A Justiça de São Paulo condenou o hotel Tivoli Mofarrej a pagar R$ 20 mil por danos morais ao advogado José Luiz de Oliveira Junior, que denunciou ter sido alvo de uma abordagem racista durante um evento realizado no auditório do estabelecimento, nos Jardins, na Zona Oeste da capital paulista.
A decisão foi proferida pela juíza Ana Raquel Victorino de França Soares, do 1º Juizado Especial Cível Central, no Fórum Vergueiro, e publicada nesta sexta-feira (08/05). Cabe recurso da sentença, e o hotel informou que irá recorrer.
Segundo o processo, o caso ocorreu em 20/09/2024, quando o advogado participava de um evento jurídico no hotel. De acordo com o relato apresentado à Justiça, ele foi abordado por um segurança dentro do auditório sob a justificativa de que não estaria com a credencial visível.
José Luiz afirmou que a abordagem teve caráter discriminatório e causou constrangimento diante das demais pessoas presentes no local. Na ação, ele sustentou que outras pessoas também estavam sem credencial aparente, mas não foram abordadas.
Ao analisar o caso, a magistrada entendeu que a conduta “ultrapassou os limites de um procedimento regular de verificação”. A juíza destacou que o hotel não apresentou provas de um protocolo formal de segurança nem demonstrou que a fiscalização era aplicada de forma igual a todos os participantes.

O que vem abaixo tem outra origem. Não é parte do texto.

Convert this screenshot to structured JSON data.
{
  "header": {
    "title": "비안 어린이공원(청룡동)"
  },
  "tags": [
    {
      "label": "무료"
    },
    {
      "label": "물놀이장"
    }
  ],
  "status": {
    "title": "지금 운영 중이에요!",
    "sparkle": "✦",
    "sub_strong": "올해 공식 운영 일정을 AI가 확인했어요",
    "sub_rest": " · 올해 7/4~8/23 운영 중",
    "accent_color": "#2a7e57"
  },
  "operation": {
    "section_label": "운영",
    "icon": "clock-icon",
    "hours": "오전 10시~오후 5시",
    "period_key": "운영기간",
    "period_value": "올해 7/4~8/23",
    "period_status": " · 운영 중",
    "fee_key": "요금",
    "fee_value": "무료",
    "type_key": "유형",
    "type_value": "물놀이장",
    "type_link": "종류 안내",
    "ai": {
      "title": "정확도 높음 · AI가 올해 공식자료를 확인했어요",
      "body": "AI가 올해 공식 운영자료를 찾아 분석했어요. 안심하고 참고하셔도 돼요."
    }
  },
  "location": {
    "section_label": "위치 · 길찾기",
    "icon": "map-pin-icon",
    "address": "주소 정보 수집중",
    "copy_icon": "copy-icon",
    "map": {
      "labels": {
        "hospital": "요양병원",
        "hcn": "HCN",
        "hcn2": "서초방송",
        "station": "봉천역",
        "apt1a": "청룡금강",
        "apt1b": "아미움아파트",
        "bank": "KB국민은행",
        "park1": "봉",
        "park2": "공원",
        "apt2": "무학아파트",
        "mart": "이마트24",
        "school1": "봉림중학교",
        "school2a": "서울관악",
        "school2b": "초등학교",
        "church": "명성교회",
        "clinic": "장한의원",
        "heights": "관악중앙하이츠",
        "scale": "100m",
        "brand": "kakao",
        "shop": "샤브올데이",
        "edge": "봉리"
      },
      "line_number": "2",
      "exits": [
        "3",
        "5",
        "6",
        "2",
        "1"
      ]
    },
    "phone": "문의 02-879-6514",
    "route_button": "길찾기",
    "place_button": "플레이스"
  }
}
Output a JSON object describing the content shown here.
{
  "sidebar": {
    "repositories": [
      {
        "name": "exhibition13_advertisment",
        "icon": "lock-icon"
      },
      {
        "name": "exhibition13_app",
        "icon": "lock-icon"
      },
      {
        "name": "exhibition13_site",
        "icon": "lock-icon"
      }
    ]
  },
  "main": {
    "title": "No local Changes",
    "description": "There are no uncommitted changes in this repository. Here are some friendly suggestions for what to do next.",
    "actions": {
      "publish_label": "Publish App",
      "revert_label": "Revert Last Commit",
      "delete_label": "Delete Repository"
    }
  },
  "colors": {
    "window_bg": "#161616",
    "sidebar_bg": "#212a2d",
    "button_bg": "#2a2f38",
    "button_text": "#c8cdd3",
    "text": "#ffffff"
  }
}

“A situação narrada, consistente em ser chamado à atenção publicamente e questionado quanto à legitimidade de sua presença em evento regularmente acessado, revela-se apta a gerar constrangimento e abalo à dignidade”, escreveu a magistrada na decisão.
A sentença também aponta que a abordagem aconteceu depois de o advogado já ter realizado o credenciamento para acessar o evento, o que, segundo a juíza, reforça a desnecessidade da intervenção naquele momento.
Na época do episódio, José Luiz afirmou acreditar que foi alvo de racismo por ser uma das únicas pessoas negras presentes no local e também por usar dreads. Em entrevista, ele relatou ter se sentido tratado “como se fosse um penetra”.
Vídeos gravados pelo próprio advogado mostram o momento em que ele questiona o segurança sobre o motivo da abordagem. O funcionário pediu desculpas e afirmou que seguia procedimentos de controle de acesso.
Em nota divulgada após a condenação, o Tivoli Mofarrej afirmou que a decisão não reconhece prática racista por parte do hotel ou de seus colaboradores. O estabelecimento sustenta que a situação ocorreu durante um procedimento de verificação de credenciamento exigido pela organização do evento.
O hotel declarou ainda que o uso de credenciais visíveis era obrigatório para todos os participantes e reforçou que “não compactua com qualquer forma de discriminação”, além de reafirmar compromisso com diversidade e inclusão.
O advogado informou que não pretende recorrer da decisão e considerou o valor da indenização satisfatório.